4 Amazing and Profitable Lessons From a Marketing Legend

Getting our message out to the right people and getting them to take action is the lifeblood of our success as entrepreneurs. So one of the smartest steps we can take is to learn from the best marketers in the business.

That's where Richard Viguerie comes in. A true pioneer and legend in the direct marketing space, Viguerie started American Target Advertising in 1965 to market directly to conservatives on behalf of conservative causes. Today he boasts the largest list of conservative donors and activists in the world, and his research and insights are sought out by key conservative influencers.

I recently asked Viguerie to sum up the biggest lessons about business and marketing success that he's learned during his 50-plus-year career.


1. Get a mentor. It doesn't matter if you're a newbie or a successful serial entrepreneur: You need a mentor, says Viguerie. "I was mentored in my early days by three direct marketing giants, and they allowed me to really have an unfair advantage, quite frankly, over the competition," he says. "I wouldn't have accomplished a fraction of what I have achieved without them."

One of the biggest values Viguerie sees in mentors is their ability to keep entrepreneurs on track. "When you've got people really holding you accountable, you're going to be much more disciplined.
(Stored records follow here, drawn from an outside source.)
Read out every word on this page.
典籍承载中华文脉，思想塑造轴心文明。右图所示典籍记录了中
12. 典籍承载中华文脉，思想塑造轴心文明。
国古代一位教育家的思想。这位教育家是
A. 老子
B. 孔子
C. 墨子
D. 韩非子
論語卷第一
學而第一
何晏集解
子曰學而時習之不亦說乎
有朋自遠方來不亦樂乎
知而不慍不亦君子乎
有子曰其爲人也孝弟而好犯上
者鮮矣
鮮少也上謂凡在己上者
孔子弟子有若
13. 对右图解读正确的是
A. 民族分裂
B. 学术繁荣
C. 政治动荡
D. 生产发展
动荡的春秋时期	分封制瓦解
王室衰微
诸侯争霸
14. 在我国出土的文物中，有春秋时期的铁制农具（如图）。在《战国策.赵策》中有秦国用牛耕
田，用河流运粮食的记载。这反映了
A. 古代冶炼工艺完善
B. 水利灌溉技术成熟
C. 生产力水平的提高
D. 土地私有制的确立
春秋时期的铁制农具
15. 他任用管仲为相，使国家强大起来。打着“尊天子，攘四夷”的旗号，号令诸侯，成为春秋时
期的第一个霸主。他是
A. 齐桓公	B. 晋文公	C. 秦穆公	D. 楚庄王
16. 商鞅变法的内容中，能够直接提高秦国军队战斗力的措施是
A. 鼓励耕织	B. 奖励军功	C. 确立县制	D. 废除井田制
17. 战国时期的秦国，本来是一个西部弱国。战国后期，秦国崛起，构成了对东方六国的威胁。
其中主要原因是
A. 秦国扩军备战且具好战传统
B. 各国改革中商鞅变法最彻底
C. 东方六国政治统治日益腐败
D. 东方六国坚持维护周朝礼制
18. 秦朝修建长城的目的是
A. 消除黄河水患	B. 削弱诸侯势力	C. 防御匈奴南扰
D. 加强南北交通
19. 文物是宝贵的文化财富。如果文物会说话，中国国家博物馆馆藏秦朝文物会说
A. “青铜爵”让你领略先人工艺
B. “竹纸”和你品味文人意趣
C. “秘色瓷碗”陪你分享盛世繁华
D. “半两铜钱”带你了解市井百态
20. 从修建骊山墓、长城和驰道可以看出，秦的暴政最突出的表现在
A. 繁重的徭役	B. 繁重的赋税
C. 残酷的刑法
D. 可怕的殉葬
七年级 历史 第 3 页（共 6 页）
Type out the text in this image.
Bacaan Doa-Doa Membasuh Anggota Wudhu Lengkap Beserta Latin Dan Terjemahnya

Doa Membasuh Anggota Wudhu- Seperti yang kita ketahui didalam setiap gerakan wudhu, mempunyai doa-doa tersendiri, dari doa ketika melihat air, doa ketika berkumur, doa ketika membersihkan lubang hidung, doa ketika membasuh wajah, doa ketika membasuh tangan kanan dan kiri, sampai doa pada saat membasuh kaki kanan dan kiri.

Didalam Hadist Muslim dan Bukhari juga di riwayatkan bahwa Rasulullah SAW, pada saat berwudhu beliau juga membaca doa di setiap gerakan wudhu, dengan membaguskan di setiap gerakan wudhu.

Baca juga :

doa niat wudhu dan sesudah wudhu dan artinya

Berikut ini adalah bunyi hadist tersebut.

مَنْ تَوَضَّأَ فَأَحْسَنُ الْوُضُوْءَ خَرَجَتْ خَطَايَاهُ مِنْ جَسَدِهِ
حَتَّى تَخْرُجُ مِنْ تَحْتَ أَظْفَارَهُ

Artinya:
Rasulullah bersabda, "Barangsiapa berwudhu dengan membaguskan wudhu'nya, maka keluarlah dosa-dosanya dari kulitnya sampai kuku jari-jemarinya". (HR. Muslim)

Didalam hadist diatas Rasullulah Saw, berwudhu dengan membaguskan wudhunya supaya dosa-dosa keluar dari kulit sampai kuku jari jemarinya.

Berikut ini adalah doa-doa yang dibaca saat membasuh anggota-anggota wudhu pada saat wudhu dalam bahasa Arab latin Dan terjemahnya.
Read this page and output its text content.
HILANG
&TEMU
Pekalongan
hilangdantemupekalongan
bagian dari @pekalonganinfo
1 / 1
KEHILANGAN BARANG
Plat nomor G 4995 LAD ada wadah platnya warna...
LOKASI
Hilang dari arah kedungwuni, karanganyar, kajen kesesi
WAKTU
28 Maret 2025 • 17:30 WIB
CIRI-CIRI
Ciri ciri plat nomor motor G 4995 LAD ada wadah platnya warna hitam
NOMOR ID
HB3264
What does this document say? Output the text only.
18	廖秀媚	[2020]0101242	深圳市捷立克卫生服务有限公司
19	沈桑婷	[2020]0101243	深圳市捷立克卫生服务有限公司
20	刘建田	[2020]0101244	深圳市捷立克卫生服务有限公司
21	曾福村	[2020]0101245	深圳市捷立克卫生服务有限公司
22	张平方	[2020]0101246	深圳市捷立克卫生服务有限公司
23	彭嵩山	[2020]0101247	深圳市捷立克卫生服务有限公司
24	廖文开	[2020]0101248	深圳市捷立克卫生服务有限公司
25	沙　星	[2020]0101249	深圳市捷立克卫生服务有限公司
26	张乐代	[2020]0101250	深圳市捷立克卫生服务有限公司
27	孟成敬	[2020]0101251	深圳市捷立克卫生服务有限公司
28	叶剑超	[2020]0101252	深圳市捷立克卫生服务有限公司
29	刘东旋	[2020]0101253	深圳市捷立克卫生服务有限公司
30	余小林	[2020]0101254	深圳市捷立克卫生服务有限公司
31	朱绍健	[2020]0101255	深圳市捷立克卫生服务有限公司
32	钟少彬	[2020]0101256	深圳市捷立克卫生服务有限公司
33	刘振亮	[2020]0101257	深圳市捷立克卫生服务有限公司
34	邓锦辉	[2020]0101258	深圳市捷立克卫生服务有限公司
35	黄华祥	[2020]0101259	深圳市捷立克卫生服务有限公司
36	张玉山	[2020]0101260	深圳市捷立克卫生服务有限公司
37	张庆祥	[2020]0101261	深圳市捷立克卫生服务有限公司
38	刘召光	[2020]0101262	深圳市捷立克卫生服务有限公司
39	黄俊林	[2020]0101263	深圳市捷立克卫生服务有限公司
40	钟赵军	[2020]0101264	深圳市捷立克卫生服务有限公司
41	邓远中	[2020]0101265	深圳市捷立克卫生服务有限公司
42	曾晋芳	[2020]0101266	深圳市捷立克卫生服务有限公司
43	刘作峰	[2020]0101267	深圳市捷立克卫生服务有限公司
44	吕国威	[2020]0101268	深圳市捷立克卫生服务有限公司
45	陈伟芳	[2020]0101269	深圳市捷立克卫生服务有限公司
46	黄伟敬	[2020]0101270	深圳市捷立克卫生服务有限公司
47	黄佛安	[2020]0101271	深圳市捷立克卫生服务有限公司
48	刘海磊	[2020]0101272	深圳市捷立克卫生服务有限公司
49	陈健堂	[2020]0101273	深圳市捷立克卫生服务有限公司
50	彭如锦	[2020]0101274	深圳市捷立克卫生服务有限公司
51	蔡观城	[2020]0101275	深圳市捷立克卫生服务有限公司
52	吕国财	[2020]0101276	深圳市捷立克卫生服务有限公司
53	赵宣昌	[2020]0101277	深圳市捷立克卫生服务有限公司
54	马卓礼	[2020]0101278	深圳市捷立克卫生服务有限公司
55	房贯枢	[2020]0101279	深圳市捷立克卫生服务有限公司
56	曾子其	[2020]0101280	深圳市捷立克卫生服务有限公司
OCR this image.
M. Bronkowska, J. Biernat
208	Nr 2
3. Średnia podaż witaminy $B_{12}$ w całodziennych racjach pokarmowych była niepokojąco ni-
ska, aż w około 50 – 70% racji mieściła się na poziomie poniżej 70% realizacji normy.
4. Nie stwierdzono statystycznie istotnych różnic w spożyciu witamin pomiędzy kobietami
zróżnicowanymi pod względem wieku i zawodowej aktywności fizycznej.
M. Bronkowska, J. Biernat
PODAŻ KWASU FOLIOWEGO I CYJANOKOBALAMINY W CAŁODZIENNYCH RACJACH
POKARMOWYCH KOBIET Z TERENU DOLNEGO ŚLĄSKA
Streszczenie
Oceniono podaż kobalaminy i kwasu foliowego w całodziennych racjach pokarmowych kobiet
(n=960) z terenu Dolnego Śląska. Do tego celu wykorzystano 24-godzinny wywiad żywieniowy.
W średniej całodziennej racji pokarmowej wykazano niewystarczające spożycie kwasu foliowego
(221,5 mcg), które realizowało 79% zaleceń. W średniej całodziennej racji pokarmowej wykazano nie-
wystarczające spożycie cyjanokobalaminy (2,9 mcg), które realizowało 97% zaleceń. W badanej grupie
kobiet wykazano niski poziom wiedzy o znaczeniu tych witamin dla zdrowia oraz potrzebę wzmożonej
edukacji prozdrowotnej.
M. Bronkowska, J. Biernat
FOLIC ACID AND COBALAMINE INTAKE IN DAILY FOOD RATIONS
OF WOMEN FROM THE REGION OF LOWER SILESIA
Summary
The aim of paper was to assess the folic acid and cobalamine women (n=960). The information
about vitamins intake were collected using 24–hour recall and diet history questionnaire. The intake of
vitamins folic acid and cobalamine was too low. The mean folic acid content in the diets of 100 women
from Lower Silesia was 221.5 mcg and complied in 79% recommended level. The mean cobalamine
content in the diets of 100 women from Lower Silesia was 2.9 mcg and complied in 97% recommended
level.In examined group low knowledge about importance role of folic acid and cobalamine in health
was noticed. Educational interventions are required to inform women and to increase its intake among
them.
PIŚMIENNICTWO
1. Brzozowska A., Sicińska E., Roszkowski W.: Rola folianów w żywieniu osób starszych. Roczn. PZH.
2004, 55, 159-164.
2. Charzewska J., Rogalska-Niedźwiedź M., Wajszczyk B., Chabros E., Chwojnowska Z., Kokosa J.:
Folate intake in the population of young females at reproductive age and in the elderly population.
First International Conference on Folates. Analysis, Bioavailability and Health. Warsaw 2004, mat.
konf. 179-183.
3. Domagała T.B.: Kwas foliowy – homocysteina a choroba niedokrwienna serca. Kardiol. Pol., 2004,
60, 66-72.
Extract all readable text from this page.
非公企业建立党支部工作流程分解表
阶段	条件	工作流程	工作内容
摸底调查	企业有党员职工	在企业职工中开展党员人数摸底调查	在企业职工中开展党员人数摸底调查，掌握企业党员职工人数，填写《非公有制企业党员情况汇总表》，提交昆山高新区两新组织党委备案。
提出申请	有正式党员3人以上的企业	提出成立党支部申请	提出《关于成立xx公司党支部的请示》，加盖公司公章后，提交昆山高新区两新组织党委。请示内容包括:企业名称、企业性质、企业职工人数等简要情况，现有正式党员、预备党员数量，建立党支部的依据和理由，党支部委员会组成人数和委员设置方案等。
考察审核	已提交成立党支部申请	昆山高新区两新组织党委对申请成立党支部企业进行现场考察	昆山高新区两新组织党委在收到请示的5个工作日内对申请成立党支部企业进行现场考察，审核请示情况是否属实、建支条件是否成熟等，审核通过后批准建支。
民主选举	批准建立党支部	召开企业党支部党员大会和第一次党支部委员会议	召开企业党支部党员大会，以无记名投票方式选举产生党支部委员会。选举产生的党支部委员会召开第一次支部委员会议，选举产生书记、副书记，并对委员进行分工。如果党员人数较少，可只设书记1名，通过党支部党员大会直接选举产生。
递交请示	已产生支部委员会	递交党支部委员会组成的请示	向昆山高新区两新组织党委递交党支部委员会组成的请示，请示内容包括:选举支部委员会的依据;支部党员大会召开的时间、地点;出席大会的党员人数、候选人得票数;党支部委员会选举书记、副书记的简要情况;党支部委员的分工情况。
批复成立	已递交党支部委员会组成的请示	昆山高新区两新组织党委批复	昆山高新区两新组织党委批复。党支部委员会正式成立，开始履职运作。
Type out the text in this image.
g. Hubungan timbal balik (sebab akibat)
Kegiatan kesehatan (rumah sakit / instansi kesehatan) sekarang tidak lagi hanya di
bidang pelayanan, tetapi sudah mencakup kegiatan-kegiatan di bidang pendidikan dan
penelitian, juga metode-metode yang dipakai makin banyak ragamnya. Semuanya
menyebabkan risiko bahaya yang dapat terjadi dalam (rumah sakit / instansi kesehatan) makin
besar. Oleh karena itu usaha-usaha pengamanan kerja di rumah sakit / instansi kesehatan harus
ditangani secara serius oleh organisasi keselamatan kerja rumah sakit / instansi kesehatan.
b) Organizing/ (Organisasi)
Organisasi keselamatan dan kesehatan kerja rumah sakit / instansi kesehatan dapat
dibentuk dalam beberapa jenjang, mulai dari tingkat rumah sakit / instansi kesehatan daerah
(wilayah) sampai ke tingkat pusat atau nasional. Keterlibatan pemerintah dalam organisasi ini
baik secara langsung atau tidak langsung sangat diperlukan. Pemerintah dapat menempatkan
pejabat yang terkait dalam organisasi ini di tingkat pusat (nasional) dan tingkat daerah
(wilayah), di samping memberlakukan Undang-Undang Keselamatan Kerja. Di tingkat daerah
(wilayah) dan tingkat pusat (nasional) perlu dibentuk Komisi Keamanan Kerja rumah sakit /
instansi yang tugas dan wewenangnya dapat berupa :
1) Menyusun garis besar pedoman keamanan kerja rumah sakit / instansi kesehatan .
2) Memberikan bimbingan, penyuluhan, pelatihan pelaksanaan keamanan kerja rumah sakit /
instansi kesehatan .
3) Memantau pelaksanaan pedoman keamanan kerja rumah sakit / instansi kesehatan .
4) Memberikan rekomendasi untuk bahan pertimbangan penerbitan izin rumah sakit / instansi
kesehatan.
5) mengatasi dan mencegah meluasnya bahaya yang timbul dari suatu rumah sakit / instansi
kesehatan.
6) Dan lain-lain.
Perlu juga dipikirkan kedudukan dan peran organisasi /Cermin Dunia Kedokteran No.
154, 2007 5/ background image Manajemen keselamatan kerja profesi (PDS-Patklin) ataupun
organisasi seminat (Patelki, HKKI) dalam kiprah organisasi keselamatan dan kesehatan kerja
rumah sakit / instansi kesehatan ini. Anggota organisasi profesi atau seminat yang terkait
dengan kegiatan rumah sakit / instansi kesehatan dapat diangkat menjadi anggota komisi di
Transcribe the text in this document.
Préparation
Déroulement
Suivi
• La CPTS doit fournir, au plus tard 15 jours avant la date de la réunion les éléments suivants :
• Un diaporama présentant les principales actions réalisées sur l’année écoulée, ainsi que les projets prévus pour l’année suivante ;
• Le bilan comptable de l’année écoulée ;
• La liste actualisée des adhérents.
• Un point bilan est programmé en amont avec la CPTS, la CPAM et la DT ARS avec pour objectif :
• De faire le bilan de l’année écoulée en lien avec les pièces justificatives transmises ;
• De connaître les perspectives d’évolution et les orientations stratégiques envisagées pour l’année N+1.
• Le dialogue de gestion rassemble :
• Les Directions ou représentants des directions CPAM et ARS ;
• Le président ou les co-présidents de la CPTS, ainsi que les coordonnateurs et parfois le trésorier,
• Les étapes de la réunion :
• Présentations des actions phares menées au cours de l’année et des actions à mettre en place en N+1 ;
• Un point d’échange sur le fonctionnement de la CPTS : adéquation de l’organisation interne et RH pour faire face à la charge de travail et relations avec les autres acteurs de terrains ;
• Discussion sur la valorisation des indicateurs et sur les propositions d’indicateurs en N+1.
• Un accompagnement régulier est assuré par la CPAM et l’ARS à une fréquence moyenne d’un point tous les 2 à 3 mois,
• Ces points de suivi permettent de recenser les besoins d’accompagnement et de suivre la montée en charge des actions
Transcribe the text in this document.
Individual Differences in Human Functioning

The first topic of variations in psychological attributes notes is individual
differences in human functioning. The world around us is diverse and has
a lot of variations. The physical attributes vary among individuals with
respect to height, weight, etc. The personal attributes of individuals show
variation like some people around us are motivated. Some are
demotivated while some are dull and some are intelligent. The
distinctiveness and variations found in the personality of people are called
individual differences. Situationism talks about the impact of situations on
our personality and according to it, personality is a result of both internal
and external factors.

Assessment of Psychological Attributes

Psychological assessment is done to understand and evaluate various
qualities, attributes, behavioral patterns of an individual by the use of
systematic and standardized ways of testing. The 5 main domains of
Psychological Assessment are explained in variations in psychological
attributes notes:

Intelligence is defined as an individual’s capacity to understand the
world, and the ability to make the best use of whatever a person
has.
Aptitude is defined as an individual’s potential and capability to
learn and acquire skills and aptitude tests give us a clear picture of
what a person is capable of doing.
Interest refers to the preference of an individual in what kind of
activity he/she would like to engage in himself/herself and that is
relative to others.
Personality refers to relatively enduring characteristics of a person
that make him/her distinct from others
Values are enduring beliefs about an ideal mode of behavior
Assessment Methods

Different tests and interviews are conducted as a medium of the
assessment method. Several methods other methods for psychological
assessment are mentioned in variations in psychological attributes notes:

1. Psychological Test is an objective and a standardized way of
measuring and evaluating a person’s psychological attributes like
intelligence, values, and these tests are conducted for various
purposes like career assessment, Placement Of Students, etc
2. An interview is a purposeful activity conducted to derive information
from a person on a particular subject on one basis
It won't be as much fun sometimes, but you'll achieve a great deal more than you would otherwise," he says.

Indeed, in my own experience working with mentors, I find that they have walked the path I'm on--so they know both the short cuts to take and the pitfalls to avoid.

2. Focus on your unique ability--then find other talent to fill in the gaps. If you devote your time and energy to the one or two things that you do best--and find others to handle the rest--you will position yourself for great success in and out of the office. Handing over some control to others may be a tough pill to swallow for hard-driving entrepreneurs, admits Viguerie. In fact, he struggled with this when a firm that did an analysis of his company recommended he resign as president and CEO to become the chief creative person. "I said, 'That's the dumbest thing I ever heard. I'm the President. This is my company. I'm not going to turn it over to somebody else'," he says.

Ultimately, though, he took their advice and turned over the reins to an employee. The result: "It changed my life. I've got so much more freedom now. I'm able to focus on my unique ability, and she focuses on her unique ability, and life is so much better now," he says.

3. Follow the Four Horsemen approach to marketing. Succeeding in today's environment means being adept in four key areas:

  • Positioning. Privately decide the space in your marketplace that you can occupy with your product or service. Viguerie highlights Fox News as an example of perfect positioning: "It doesn't matter what your political affiliation is, you can understand this concept. When Rupert Murdoch decided 22 or so years ago to start a cable television news network, he didn't try to duplicate what his competitors were doing. Instead, he sees that nobody's focusing on the right-of-center community in America for news and he decided to occupy that hole in the marketplace," says Viguerie.
  • Differentiation. Publicly separate yourself from the pack. In Fox News' case, for example, Murdoch differentiated his network by hiring people like Bill O'Reilly and Sean Hannity.
  • USP/Benefit. Your unique selling proposition is what tells your audience how you--and you alone--can solve their key challenges and issues. Again, in the case of Fox News, the USP/Benefit is the right-of-center commentary that other big networks don't offer.
  • Brand. This is how you combine the first three areas to create a buzz that causes you and your business to be singular, unique or one of a kind--and become, in the words of entrepreneur Seth Godin, a "purple cow" that stands out from the herd.

4. Always be prepared. As with the four horsemen, Viguerie breaks down any major task or responsibility into a four-part plan: vision, goals, strategies and tactics/projects. Then he commits those four parts to paper. Says Viguerie: "As you write the plan, it clarifies and crystallizes your thinking. You thought you wanted to go over here, but then you realize you need more of one thing and less of another."

This not only helps ensure that anything you do goes well, it also stops you from getting distracted and chasing rabbits that aren't part of your core business (a problem that many entrepreneurs suffer from, myself included). "When you get clear on the vision that you're working toward and specifically what the goal is and how to pursue it, you can say more easily say 'no' to the things that could get you in trouble," he says.